今期プライム帯唯一のラブコメドラマ『恋はつづくよどこまでも』(TBS系)の人気が止まらない。ドラマ視聴者の満足度を調査した「オリコンドラマバリュー」(2月25~3月2日の放送を対象に集計)では、100Pt満点中、前週95Ptをさらに上回る97Ptを記録。今期トップを走る『テセウスの船』(TBS系)も前週96Ptから98Ptまで上昇しており、2作が僅差で上位を争う結果に。今期、満足度No.1ドラマはどちらになるか、ますます目が離せない状況になっている。

【表】ドラマ満足度「オリコンドラマバリュー」ランキングTOP10

■『恋つづ』、驚異の満足度上昇率、佐藤健の甘い表情とセリフに大反響

「医療もの」が豊作な1月期。病院を舞台に緊張感あふれる作品がラインナップされているなか、『恋はつづくよどこまでも』は、上白石萌音演じるポンコツ新米看護師と、佐藤健演じる超ドSな医師との恋愛が描かれている。

 主人公に冷たく厳しいが、ふとしたときに見せるドS医師の優しさは「国宝級」。その王道のラブコメストーリーに「ハマった」という声が続々と寄せられ、視聴者の満足度は上昇傾向に。好結果につながった要因のひとつには、佐藤健の演技の新境地を楽しめるところにもあるだろう。

 特筆すべきは、満足度の上昇率だ。『恋つづ』の初回満足度は45Pt。『テセウスの船』の71Ptと比べても、かなり堅調なスタートだったと言える。ところが佐藤のドSぶりが、世の中を“悶絶”させ始めると、満足度も右肩上がりで上昇。前述したようにとうとう7話では97Ptを記録。初回比215%と、満足度は今や当初の予想を覆し、倍増している。

 佐藤健はこれまでに、アクションやSF、時代劇、コメディなどさまざまなジャンルの映画やドラマに出演し、作品を追うごとに新たな魅力を開花してきた。そして30歳になって、本作が初めての少女漫画原作の王道ラブコメ作品への出演となった。カメラ目線でみせる佐藤の甘い表情と演技は、視聴者にもますます新鮮に映ったことだろう。

 実際、視聴者からは、「毎週、佐藤健くんを楽しみにしている」(50代女性/兵庫)、「佐藤健は見栄えがする」(30代女性/千葉)、「オーラがある」(30代女性/千葉)、「佐藤健のツンデレな演技がたまりません!」(20代女性/東京)など、数えきれない高評価が多数寄せられ、番組公式のファンメッセージにも、「ワンクールで終わらせないで」(10代女性)、「まさか自分がこんな歳になってもドラマを観てこんなにキュンキュンするとは」(40代女性)との声が多数寄せられている。

 ちなみに、インスタグラムのフォロワー数は約80万と、SNSも大反響(3/9時点)。
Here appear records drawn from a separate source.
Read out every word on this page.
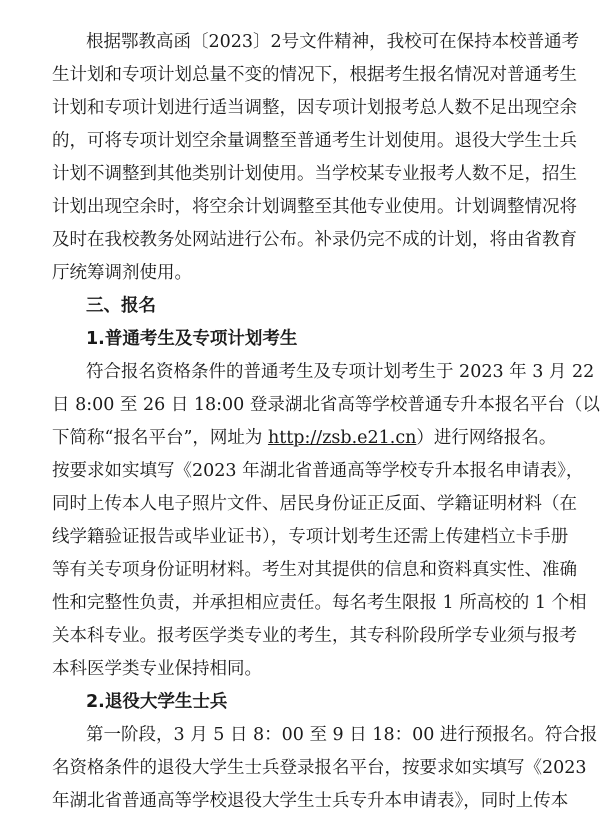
根据鄂教高函〔2023〕2号文件精神，我校可在保持本校普通考
生计划和专项计划总量不变的情况下，根据考生报名情况对普通考生
计划和专项计划进行适当调整，因专项计划报考总人数不足出现空余
的，可将专项计划空余量调整至普通考生计划使用。退役大学生士兵
计划不调整到其他类别计划使用。当学校某专业报考人数不足，招生
计划出现空余时，将空余计划调整至其他专业使用。计划调整情况将
及时在我校教务处网站进行公布。补录仍完不成的计划，将由省教育
厅统筹调剂使用。
三、报名
1.普通考生及专项计划考生
符合报名资格条件的普通考生及专项计划考生于 2023 年 3 月 22
日 8:00 至 26 日 18:00 登录湖北省高等学校普通专升本报名平台（以
下简称“报名平台”，网址为 http://zsb.e21.cn）进行网络报名。
按要求如实填写《2023 年湖北省普通高等学校专升本报名申请表》，
同时上传本人电子照片文件、居民身份证正反面、学籍证明材料（在
线学籍验证报告或毕业证书），专项计划考生还需上传建档立卡手册
等有关专项身份证明材料。考生对其提供的信息和资料真实性、准确
性和完整性负责，并承担相应责任。每名考生限报 1 所高校的 1 个相
关本科专业。报考医学类专业的考生，其专科阶段所学专业须与报考
本科医学类专业保持相同。
2.退役大学生士兵
第一阶段，3 月 5 日 8：00 至 9 日 18：00 进行预报名。符合报
名资格条件的退役大学生士兵登录报名平台，按要求如实填写《2023
年湖北省普通高等学校退役大学生士兵专升本申请表》，同时上传本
どれほど口コミで評判が広がっているのかも、こんな数字から推し量ることができるだろう。

■『テセウスの船』、前クール『グランメゾン東京』の記録に到達

 一方、竹内涼真主演のTBS系日曜劇場『テセウスの船』(毎週日曜 後9:00)は、7話目(3月1日放送)にして自己最高の98Ptを獲得。前クール2019年10月期の同枠の木村拓哉主演『グランメゾン東京』の最高記録に追いついた。
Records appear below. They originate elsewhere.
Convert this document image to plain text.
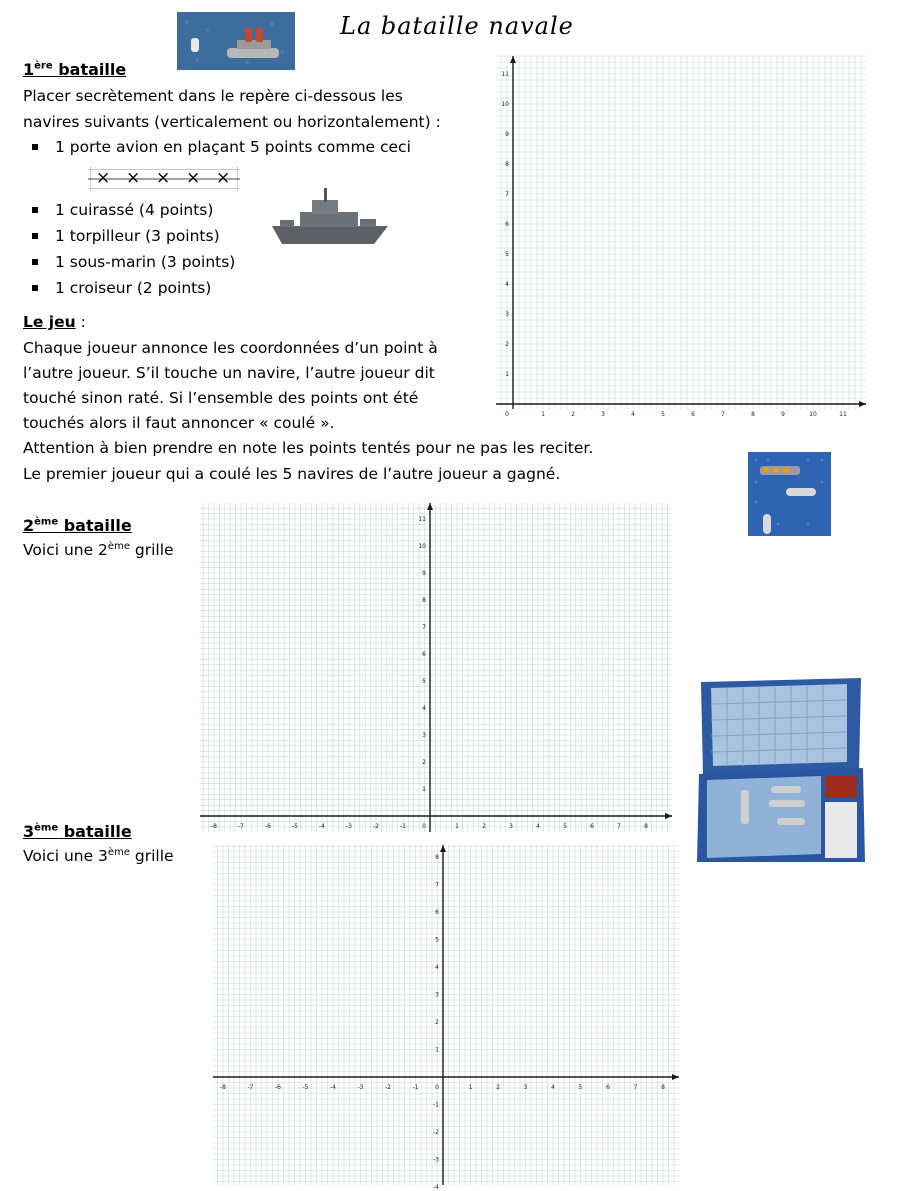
La bataille navale
1ère bataille
Placer secrètement dans le repère ci-dessous les
navires suivants (verticalement ou horizontalement) :
1 porte avion en plaçant 5 points comme ceci
× × × × ×
1 cuirassé (4 points)
1 torpilleur (3 points)
1 sous-marin (3 points)
1 croiseur (2 points)
Le jeu :
Chaque joueur annonce les coordonnées d’un point à
l’autre joueur. S’il touche un navire, l’autre joueur dit
touché sinon raté. Si l’ensemble des points ont été
touchés alors il faut annoncer « coulé ».
Attention à bien prendre en note les points tentés pour ne pas les reciter.
Le premier joueur qui a coulé les 5 navires de l’autre joueur a gagné.
0	1	2	3	4	5	6	7	8	9	10	11
1
2
3
4
5
6
7
8
9
10
11
2ème bataille
Voici une 2ème grille
-8	-7	-6	-5	-4	-3	-2	-1	0	1	2	3	4	5	6	7	8
1
2
3
4
5
6
7
8
9
10
11
3ème bataille
Voici une 3ème grille
-8	-7	-6	-5	-4	-3	-2	-1	0	1	2	3	4	5	6	7	8
8
7
6
5
4
3
2
1
-1
-2
-3
-4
 このほか、3位の『知らなくていいコト』も追い上げが続く。第8話(2月26日)の放送が、前週79Ptから89Ptと大きく数値を伸ばした。吉高由里子が演じる主人公・ケイトにかかわる衝撃の展開が続いており、目が離せない内容に次週の反響も注目が集まりそうだ。

●オリコン ドラマバリューとは
オリコングループの調査システム「オリコン・モニターリサーチ」の登録者から毎週、全国690名の視聴者を対象に、各ドラマの「期待度」「満足度」について、「作品」「主演」「主演以外」「セリフ」「映像」「音楽」「美術」「ストーリー展開」を10点満点で調査。「オリコンドラマバリュー」はその結果を、過去1年間のデータに照らして偏差値化した。「視聴量」「主演」「主演以外」「内容」という4項目に加え、Twitterのツイート量を加えた「話題性」の5項目を各1~20ポイントとし、計100ポイント満点で集計している。